Kapı zili evde yankılandı, Yiğit oturduğu yerden kalkıp kapıya yöneldi. Kimin geldiği çok geçmeden belli oldu. Hasan abinin cüssesi gözükünce Halime abla masadan kalkıp beraber mutfağa yöneldiler. Sanırım biraz önceki kahvaltı faslı bitmişti. Yiğit merdivenlere yönelince sadece arkasından bakakaldım. Aysun annenin yüzüne bile bakmadan çıkması Aysun annenin moralini iyice bozdu.

"Belki haddim değil ama aranızda ne geçti anne?" Dolu gözlerle bana bakması içimi sızlattı. O bir anneyken evladı ondan kopuyordu. Bir bilinmezliğin içinde iki yol düşüyordu önümde. Ki ben çok şey bilmiyordum ya. Ne kadar başkaldırmış olduğum olaylara girişmişsem de benim üzerimden dönen oyunlarında olduğunu fark edebiliyordum ama bana bunu ayrıntısıyla anlatmalarını sağlayamıyordum.

"Araya bir yıl girdi kızım, o bir yılda oldu her şey." Sustu. Anlatmadan ayağa kalkınca yine cevapsız kalacağımı anladım. Hiçbir şey demeden Yiğit gibi merdivenlere yöneldi. Sırtı birden kamburlaşmış, omuzlarındaki yük, duruşuna yansımıştı.

Masayı toplamaya başlarken bile aklımdaki soruları silmiyordu. Bana seslenen Halime ablayı sonradan fark etmemle arkamı dönmem ve sertçe kolumu kapıya çarpmam hep bundandı. Aslında bir yükte benim sırtımdaydı.

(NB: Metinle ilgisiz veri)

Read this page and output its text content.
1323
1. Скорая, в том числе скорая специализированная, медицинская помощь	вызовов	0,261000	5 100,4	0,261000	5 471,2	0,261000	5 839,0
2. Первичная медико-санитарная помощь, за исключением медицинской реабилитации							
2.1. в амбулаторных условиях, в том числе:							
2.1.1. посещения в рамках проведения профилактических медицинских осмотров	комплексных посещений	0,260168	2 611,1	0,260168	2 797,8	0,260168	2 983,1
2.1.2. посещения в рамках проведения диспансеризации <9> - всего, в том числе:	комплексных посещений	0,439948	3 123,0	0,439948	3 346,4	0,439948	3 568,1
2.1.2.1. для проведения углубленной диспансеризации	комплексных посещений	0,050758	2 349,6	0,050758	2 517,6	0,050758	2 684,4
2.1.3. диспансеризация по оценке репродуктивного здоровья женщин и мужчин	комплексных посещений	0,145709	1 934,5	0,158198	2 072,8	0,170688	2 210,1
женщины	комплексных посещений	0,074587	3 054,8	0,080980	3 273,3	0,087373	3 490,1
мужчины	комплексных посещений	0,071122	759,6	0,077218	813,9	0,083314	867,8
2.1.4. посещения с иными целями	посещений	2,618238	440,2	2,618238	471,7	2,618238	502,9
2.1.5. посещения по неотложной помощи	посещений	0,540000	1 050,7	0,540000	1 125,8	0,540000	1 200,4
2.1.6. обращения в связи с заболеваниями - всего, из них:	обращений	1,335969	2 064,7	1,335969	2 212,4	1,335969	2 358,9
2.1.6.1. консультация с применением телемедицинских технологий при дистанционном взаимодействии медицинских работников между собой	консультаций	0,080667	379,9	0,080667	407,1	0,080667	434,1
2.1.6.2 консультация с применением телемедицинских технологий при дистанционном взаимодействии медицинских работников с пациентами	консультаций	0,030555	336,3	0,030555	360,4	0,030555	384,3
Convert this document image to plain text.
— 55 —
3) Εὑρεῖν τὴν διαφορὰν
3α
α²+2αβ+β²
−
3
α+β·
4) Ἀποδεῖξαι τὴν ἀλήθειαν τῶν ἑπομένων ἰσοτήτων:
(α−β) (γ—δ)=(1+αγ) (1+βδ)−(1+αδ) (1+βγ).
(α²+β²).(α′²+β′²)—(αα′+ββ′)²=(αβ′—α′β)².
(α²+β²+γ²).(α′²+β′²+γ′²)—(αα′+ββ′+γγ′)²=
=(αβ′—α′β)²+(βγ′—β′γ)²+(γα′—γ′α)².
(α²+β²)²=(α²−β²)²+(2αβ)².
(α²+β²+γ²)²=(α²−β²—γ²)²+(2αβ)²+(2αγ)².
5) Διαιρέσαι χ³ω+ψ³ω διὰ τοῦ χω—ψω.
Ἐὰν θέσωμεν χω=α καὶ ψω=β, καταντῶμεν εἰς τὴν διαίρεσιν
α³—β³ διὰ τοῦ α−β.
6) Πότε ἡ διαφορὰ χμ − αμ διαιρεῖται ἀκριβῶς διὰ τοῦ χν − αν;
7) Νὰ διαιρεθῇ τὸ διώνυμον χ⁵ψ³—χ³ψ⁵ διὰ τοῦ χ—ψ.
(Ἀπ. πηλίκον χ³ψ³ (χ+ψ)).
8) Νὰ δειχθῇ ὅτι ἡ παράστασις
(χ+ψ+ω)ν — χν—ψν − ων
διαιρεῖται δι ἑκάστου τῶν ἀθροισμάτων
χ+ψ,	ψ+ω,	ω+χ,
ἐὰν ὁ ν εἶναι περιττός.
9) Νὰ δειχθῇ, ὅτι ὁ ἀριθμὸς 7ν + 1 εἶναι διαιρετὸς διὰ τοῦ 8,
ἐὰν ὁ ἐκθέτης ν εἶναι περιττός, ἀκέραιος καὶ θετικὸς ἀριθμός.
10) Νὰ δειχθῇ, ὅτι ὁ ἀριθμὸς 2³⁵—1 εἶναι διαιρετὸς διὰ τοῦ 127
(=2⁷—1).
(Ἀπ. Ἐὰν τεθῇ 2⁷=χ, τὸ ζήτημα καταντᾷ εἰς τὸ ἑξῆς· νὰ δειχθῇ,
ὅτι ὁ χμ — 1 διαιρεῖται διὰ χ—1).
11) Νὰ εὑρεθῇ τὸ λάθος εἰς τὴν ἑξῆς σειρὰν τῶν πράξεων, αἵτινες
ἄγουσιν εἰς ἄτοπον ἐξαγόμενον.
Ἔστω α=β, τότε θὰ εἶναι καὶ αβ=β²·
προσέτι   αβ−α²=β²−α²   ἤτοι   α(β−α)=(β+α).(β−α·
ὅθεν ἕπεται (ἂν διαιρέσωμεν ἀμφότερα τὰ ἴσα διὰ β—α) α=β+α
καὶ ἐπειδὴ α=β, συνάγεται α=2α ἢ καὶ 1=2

"İyi misin kızım?" Düşen tabaklarda kaldı bakışım. O an neyi idrak edeceğimi bilmiyordum. Koluma dokunup, "Ah, şuraya otur sen," diyerek beni sandalyeye oturttu. Acısını yeni yeni fark edebiliyordum. Ne ara bu kadar kötü çarpmıştım kolumu bilmiyorum. Halime abla hemen bir buz torbası yapıp getirdi.

"İyiyim abla ben, endişe etme."

"Neresi iyi acaba, görmesem inanacağım." Buz torbasını koluma koyup yerdeki kırıkları toplayan Halime ablaya baktım. Cidden kötü vurmuştum, hatta kapı kulpu derime büyük hasar vermişti. "Bak morarmaya başlamış bile."

"Kaza işte, geçer birkaç güne." Halime abla benim gibi sakin kalamıyordu ya da ben çok tuhaftım. Kırıkları çöpe atarken bir yandan, "Ah be kızım," diye söylenmeyi ihmal etmiyordu. Omuz silkerek buzu dirseğime yakın yere götürdüm. Halime abla sen iflah olmazsın dercesine bakıyordu. Sakin kalmadığı kadar vardı çünkü, şu an yeni yeni acısı dayanılmaz bir hal almıştı.

"Koluna ne oldu?" Önüme diz çöken Yiğit çatık kaşlarla koluma bakıyordu. Elini uzattı ama dokunmadı, dokunamadı.

"Hiç, sadece kapıyla sarıldık birbirimize." Gülüyordum ama acımdan da kıvranıyordum.

"Ben sana bir sarılırım şimdi. Hadi kalk hastaneye gidelim." Esprimi hiç sevmediği gibi endişesi benimde yüzümü düşürdü.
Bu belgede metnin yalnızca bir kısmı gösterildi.